In Sweden, just like in many other countries, rural shops and factory outlets are a popular goal for trips by car, and sometimes even organized bus travel. The most popular one is Gekås in Ullared, which attracts 3.9 million visitors a year. Ullared is just a village with around 800 inhabitants but around 1 000 people work at Gekås. How did such a remote countryside store become so popular? How did people find their way to it?

My guess would be mouth-to-mouth information combined with traditional advertising. Today train and bus trips to Ullared – even from quite remote places like Stockholm – are arranged. And on Gekås home page you actually find the coordinates of the parking lot.

Johannesens GPS position

Johannesens close to Båstad publish not only their own geographical coordiantes but also those of neighbouring attractions.

But it was in a slightly more exclusive context I first found the signs of this new geographical practise, that a place anywhere on the Earth can be pinpointed just with a combination of figures and found using the GPS built in your phone. Johannesens, a clothing outlet not far from Båstad, in their summer leaflet not only published their own coordinates. As a service, they also listed the positions of nearby attractions like Nivå 125 and Café Killeröd. For those of you who do not know Sweden, Båstad is one of the most exclusive seaside resorts of the west coast, famous for tennis and related to the “tennis king”, Gustav V,  and infamous for the splashy champagne parties of noveau riche teenagers. So – even if the GPS in mobiles or as a separate gadget – is becoming a frequent phenomenon, Båstad would be one of the first places to find people using GPS – as a function in their phones or as part of their “car environment”.

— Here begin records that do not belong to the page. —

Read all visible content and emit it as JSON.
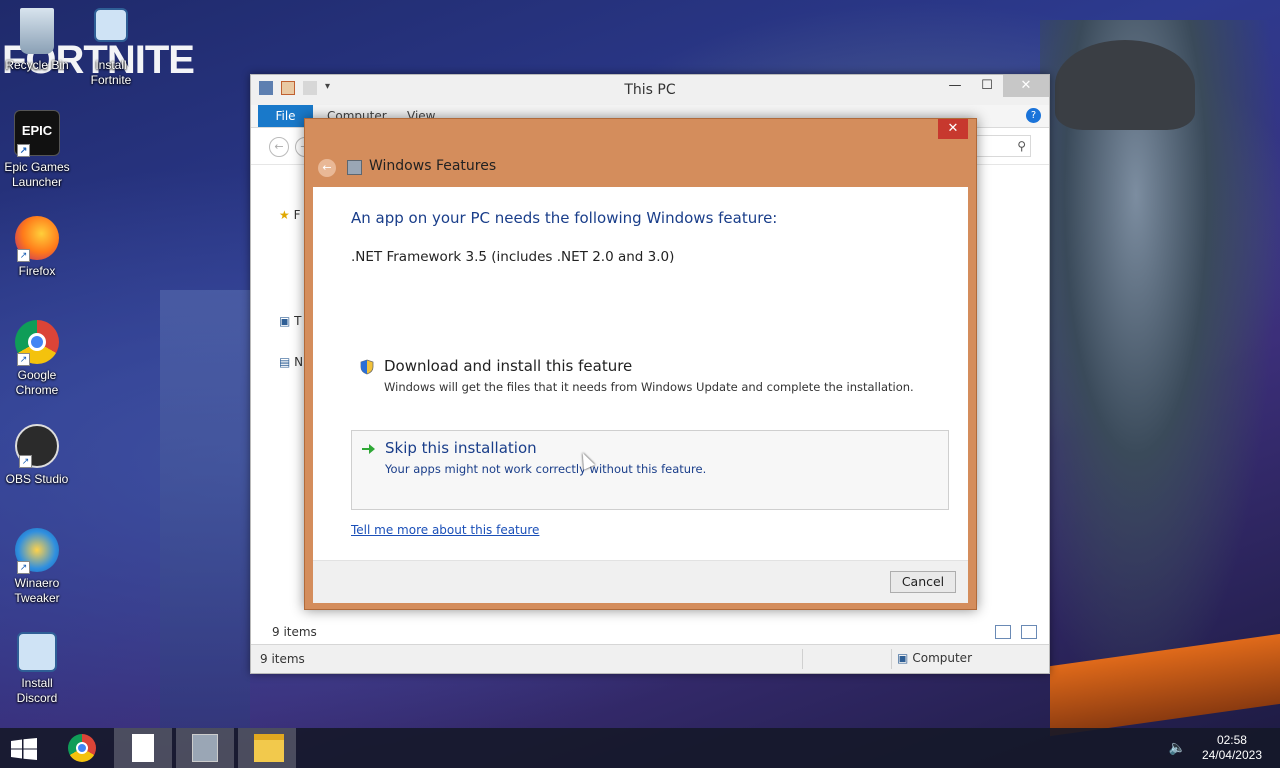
{
  "desktop": {
    "wallpaper_text": "FORTNITE",
    "icons": [
      {
        "label": "Recycle Bin",
        "icon": "recycle-bin-icon"
      },
      {
        "label": "Install Fortnite",
        "icon": "installer-icon"
      },
      {
        "label": "Epic Games Launcher",
        "icon": "epic-games-icon",
        "badge": "EPIC"
      },
      {
        "label": "Firefox",
        "icon": "firefox-icon"
      },
      {
        "label": "Google Chrome",
        "icon": "chrome-icon"
      },
      {
        "label": "OBS Studio",
        "icon": "obs-icon"
      },
      {
        "label": "Winaero Tweaker",
        "icon": "winaero-icon"
      },
      {
        "label": "Install Discord",
        "icon": "installer-icon"
      }
    ]
  },
  "explorer": {
    "title": "This PC",
    "ribbon": {
      "file": "File",
      "computer": "Computer",
      "view": "View"
    },
    "nav_pane": {
      "favorites": "F",
      "this_pc": "T",
      "network": "N"
    },
    "status_upper": "9 items",
    "statusbar": {
      "items": "9 items",
      "computer": "Computer"
    }
  },
  "dialog": {
    "title": "Windows Features",
    "heading": "An app on your PC needs the following Windows feature:",
    "feature": ".NET Framework 3.5 (includes .NET 2.0 and 3.0)",
    "option_download": {
      "title": "Download and install this feature",
      "subtitle": "Windows will get the files that it needs from Windows Update and complete the installation."
    },
    "option_skip": {
      "title": "Skip this installation",
      "subtitle": "Your apps might not work correctly without this feature."
    },
    "link": "Tell me more about this feature",
    "cancel": "Cancel"
  },
  "taskbar": {
    "time": "02:58",
    "date": "24/04/2023"
  },
  "colors": {
    "dialog_frame": "#d48d5c",
    "link_blue": "#1a3e8a",
    "file_tab": "#1979ca",
    "close_red": "#c7382e"
  }
}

Conclusions: New mobile technologies now offer opportunities that changes the rules of business and other localization. Distances still matter. Visibility in an attractive urban setting is still important. But remote places, off the most important routes, now benefit from a technology that makes wayfinding easier. Actually, these portable and ever-accessible technologies may lead to significant changes in the economical geography of regions.

So, open a pub in the middle of the forest, publish the coordinates on your web site and the customers will start swarming in.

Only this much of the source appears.